A UT Dallas biomedical startup has received a $1.65 million grant to develop promising medication aimed at battling the opioid addiction epidemic. CerSci Therapeutics will receive an addition one million in 2018, totalling to $2.65 million by 2018 from the National Institute on Drug Abuse for its Direct-to-Phase II Small Business Innovation Research grant.
CerSci is an incubator at the Institution for Innovation and Entrepreneurship based at UT Dallas’ venture development center. According to CerSci, the company will focus on pain management through “non-addictive solutions” to reduce opioid prescriptions including oxycodone, hydrocodone, codeine, morphine, fentanyl, and others.
The grant from NIDA will help CerSCi’s research and medicine formulations. Specifically, the company will use the funds to further develop drug CT-044, which is a non-opioid pill that targets post-surgical pain. Dr. Lucas Rodriguez, CerSci’s cofounder and CEO, says CT-044 quickly eliminates the pain that free radicals and superoxides cause. “The process works at the source of pain, unlike opioid and other analgesic painkillers, which work by binding to the opioid receptors in the brain, and have the potential adverse side effects of dependency and addiction,” Rodriguez said in a statement.

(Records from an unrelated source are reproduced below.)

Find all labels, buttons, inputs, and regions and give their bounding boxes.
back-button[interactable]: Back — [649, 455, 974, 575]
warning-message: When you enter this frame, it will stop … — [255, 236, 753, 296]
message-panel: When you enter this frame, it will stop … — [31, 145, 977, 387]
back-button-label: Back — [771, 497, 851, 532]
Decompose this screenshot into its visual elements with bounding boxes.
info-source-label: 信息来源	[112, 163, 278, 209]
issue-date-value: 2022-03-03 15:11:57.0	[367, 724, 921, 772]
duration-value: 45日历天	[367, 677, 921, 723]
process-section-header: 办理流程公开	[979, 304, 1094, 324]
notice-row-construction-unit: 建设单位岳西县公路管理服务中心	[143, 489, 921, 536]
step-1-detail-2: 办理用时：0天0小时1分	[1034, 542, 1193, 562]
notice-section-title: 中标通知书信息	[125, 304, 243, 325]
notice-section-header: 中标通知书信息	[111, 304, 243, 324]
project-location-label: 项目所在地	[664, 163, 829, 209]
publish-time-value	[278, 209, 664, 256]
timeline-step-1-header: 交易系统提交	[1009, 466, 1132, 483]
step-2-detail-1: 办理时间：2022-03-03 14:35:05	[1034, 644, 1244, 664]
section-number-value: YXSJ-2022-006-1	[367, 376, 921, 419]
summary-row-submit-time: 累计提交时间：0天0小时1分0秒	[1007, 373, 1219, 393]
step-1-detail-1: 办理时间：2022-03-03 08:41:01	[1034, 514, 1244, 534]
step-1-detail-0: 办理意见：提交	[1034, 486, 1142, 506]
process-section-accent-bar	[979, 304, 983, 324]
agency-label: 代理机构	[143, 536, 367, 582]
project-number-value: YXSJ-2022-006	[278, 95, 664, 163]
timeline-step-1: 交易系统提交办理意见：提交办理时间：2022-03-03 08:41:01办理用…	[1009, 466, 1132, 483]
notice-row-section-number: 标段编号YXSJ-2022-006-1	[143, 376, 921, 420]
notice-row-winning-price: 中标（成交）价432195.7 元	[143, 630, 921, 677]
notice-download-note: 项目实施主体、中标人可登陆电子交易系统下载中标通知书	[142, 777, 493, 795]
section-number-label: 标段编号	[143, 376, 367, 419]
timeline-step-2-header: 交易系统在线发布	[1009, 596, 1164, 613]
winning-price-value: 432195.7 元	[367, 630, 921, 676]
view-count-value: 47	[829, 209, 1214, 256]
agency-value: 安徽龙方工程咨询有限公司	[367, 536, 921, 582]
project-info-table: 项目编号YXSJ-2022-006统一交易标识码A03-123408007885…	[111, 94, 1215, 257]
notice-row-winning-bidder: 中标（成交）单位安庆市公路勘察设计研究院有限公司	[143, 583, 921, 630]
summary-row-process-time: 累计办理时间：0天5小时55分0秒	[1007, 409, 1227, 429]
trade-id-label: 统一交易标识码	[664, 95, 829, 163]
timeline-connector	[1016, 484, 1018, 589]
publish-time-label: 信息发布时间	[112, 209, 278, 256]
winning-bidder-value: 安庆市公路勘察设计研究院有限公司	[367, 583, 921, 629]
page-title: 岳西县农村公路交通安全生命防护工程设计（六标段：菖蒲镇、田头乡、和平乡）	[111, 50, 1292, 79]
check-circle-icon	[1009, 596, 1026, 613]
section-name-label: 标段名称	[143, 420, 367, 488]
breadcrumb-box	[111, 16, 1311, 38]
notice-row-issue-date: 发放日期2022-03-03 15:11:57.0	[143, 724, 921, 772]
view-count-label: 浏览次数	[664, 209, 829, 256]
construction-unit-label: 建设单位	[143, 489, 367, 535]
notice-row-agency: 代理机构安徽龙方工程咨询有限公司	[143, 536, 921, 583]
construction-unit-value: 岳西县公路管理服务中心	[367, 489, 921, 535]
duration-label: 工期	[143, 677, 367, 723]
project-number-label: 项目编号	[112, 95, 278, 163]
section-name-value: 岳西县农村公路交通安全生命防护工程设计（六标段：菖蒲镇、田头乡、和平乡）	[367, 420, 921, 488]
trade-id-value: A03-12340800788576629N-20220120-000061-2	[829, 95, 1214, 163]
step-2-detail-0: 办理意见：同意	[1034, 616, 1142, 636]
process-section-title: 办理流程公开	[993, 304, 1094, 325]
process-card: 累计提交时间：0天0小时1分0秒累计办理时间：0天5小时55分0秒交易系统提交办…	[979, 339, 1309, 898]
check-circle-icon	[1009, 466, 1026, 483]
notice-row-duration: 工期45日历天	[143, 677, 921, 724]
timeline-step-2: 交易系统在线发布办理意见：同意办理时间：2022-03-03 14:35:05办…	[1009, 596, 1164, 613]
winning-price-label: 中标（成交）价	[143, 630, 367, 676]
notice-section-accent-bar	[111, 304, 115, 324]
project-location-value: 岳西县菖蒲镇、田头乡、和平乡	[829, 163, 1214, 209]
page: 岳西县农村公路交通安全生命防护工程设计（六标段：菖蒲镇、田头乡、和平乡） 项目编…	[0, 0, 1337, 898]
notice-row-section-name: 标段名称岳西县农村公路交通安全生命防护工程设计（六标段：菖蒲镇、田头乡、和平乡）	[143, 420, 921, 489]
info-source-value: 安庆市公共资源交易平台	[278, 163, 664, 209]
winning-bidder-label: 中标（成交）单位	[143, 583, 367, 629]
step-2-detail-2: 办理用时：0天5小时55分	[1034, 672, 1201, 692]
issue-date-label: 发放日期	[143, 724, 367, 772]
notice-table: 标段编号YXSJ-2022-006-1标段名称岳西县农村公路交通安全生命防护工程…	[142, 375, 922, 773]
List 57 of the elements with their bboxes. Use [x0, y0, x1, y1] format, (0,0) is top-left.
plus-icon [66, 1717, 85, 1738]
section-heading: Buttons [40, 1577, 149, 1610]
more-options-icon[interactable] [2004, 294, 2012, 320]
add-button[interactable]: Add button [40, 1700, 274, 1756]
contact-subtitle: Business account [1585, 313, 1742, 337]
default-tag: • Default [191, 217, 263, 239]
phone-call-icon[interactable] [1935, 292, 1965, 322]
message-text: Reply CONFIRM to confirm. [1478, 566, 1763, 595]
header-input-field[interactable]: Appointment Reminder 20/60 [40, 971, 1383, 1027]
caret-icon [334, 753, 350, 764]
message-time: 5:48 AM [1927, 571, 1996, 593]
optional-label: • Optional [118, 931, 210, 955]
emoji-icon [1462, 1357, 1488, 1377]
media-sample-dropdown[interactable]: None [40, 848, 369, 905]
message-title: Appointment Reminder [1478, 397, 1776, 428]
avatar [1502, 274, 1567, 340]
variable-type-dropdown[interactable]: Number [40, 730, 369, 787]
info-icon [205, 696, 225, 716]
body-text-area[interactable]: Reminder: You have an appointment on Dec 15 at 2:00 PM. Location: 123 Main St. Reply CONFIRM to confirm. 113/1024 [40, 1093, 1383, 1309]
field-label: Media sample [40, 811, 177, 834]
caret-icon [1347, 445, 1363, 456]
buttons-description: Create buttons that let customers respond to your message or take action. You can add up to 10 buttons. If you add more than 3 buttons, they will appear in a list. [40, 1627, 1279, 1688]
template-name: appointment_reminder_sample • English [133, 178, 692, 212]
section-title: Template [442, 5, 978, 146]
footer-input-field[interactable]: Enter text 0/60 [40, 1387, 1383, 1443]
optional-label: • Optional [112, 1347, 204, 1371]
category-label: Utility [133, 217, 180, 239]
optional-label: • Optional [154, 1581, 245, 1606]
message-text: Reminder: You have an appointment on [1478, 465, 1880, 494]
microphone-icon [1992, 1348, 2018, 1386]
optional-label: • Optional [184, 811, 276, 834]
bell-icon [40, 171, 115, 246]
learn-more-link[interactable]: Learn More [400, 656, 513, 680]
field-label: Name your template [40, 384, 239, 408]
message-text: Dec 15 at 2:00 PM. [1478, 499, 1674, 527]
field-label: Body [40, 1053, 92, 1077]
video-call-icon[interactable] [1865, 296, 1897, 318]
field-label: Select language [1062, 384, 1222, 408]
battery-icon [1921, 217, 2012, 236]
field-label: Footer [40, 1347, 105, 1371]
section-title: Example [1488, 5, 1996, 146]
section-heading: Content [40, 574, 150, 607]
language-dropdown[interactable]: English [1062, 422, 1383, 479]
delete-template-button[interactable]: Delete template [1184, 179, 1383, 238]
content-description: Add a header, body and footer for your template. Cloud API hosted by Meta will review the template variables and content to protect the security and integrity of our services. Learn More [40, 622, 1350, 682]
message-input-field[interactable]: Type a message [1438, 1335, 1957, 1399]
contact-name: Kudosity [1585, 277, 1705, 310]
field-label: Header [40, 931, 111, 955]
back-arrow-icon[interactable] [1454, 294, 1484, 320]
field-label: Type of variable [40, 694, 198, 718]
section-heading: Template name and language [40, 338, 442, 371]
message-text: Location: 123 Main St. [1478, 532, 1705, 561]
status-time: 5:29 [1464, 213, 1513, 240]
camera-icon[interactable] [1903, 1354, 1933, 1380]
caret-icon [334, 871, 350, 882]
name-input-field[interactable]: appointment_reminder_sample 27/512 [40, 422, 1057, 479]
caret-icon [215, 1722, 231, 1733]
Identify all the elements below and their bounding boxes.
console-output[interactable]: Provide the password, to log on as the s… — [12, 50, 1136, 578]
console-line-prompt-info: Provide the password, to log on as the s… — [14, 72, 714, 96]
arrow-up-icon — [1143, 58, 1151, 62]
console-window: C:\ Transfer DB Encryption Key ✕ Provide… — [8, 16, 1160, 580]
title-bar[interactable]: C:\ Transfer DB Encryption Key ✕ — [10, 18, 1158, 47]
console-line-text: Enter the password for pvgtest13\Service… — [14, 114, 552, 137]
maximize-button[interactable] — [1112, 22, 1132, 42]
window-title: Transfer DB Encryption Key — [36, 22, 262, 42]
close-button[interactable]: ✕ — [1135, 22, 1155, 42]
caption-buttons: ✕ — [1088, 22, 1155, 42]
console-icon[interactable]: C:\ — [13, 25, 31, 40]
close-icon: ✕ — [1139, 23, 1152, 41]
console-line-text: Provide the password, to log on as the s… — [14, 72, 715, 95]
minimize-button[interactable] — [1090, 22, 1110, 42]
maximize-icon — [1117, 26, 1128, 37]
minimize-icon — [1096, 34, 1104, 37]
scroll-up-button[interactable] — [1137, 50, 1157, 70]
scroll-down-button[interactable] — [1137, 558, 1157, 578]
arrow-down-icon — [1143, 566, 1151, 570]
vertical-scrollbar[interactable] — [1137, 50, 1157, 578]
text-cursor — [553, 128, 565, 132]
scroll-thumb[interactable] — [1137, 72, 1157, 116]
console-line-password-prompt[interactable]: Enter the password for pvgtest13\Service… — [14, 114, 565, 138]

CerSci’s approach to pain management is a reported “paradigm shift,” as it completely bypasses opioid receptors. “Other pharmaceutical companies are creating drugs that help patients who are already addicted to opioids,” Rodriguez said. “What we’re interested in doing is creating a drug that prevents those addictions from happening in the first place.”
CerSci anticipates that, with the grant, the CT-044 drug will be available for clinical trials within 15 months.